This doesn’t mean anything, as FPS change varies depending on what your base FPS is. That’s one reason game developers do not talk in terms of FPS, but rather milliseconds. Check these out (a few of the many blog posts and articles on this topic):
- Performance (Humus)
- FPS: A common yet flawed metric of game performance (Dunlop)
- Why I Don’t Like FPS (Barczak)
- Inside the second: A new look at game benchmarking (Wasson)
It’s going to depend on your specific game and what its primary bottleneck is.
Add some switches to your app to switch on/off specific stages or features in your pipeline (textures, complex shaders, state change groups, whole database layers, etc.) and see which one makes the biggest change in your frame time (not FPS!). Go after that one. Optimize it. And rinse/repeat until satisfied.
The one thing you won’t easily be able to test with this is the potential benefit of better batching (fewer draw calls), so just keep that in mind. Though disabling the state changes between them will give you a clue.
Also keep in mind that while some of your bottlenecks may happen steady-state (i.e. every frame, like clockwork), some of them will be pop-up bottlenecks instigated by some irregular task like texture uploading. Those often spike your frame time high for one frame and are the biggest hit to the user’s experience with your game (a stutter makes a game feel like garbage). Don’t neglect those! If your game doesn’t render butter-smooth at whatever FPS you’re targeting, you’ve got a bottleneck to isolate and get rid of.
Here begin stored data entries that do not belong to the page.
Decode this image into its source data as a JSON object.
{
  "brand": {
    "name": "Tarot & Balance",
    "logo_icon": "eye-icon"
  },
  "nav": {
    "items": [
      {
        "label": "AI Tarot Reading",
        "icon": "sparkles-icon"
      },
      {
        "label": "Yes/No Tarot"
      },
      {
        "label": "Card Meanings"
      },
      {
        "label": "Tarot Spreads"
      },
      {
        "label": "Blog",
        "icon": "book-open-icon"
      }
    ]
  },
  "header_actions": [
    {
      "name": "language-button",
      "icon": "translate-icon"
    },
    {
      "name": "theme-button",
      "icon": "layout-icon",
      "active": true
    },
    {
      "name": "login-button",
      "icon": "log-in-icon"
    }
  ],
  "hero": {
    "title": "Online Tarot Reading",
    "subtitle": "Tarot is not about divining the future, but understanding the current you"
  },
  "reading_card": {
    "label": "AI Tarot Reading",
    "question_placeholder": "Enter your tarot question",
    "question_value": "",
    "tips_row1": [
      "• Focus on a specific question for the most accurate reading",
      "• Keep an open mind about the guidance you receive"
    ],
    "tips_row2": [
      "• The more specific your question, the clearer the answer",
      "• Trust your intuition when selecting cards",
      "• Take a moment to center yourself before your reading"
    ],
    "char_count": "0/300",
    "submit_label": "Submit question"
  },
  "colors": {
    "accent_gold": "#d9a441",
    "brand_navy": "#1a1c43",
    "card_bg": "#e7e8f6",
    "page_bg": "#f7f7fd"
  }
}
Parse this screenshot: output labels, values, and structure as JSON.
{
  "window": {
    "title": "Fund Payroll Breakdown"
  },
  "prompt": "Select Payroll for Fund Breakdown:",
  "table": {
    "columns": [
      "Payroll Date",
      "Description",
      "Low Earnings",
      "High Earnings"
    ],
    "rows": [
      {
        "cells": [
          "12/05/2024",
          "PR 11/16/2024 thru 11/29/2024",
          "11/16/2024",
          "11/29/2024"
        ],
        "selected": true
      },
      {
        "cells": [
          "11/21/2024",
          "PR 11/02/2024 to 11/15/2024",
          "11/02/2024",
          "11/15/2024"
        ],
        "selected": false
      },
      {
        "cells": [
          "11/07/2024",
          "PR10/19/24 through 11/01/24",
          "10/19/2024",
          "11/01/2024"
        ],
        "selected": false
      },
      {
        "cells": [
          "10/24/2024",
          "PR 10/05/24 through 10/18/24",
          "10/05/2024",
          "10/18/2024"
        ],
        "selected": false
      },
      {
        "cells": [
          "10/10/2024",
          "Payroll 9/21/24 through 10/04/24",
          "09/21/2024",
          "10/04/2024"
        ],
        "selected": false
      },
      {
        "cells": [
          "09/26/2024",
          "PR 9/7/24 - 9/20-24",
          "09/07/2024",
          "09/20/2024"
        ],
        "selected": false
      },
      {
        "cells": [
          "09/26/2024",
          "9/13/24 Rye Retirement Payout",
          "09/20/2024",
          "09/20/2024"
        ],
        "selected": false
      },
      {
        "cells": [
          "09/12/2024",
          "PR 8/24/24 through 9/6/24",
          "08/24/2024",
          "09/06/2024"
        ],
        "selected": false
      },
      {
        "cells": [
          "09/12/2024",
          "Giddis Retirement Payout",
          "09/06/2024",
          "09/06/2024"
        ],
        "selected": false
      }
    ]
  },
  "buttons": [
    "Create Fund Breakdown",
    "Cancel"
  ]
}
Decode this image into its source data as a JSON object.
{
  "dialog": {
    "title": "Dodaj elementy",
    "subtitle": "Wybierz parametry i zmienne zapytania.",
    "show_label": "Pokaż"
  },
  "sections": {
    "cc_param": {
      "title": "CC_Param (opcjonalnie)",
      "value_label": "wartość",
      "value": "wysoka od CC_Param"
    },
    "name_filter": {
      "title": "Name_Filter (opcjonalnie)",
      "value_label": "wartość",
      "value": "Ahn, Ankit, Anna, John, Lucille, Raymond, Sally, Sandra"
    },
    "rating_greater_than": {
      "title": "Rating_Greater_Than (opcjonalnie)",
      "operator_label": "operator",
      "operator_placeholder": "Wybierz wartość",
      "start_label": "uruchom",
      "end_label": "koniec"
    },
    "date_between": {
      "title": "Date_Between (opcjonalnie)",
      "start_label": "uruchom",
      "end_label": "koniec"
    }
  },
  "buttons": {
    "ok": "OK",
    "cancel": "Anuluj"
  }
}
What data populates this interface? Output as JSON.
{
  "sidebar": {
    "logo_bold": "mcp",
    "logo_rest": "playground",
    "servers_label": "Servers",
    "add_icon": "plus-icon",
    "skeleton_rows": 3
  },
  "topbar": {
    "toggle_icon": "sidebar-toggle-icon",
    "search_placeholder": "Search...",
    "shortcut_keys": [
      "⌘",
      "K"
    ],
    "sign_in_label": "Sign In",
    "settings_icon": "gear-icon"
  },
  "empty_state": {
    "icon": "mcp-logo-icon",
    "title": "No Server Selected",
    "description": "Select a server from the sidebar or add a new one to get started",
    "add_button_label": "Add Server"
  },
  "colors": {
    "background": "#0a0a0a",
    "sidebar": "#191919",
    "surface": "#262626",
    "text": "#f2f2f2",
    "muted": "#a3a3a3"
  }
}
Ok. Why do you only call out the fragment shader here? What about the vertex shader(s)? How many vertex shader changes are there per frame? Are you using separate shader objects (if so, you could be leaving performance on the table).
And backing up a step, your mention of fragment shader suggests that you think you are fragment limited. Have you tested that? Do you see a roughly linear decrease in frame time with reduced pixel count?
Which of your 4 passes consumes the most time? Go after that one!
In terms of shader performance, one thing to be cautious of with ubershaders like this (one big shader, with run-time evaluation of conditionals rather than compile time) is that the shader has to consume the worst case number of shader core register slots for each shader invocation. That means fewer shaders can run in parallel on the shader multiprocessors. Less parallelism = less latency hiding potential = more chance that your shaders will stall the compute units on memory accesses = potentially lower triangle/pixel throughput during rendering. You might compare performance against a test case where you turn the terms in your conditional expressions from "uniform"s to "const"ants. If AMD’s GLSL compiler is like NVIDIA’s, this’ll cause a lot of dead code elimination, fewer total shader registers consumed, and smaller/tighter shaders with better performance potential.
This isn’t what you asked about, but be careful about cases like this where you’re doing filtered texture lookups in conditionals. The derivatives are undefined.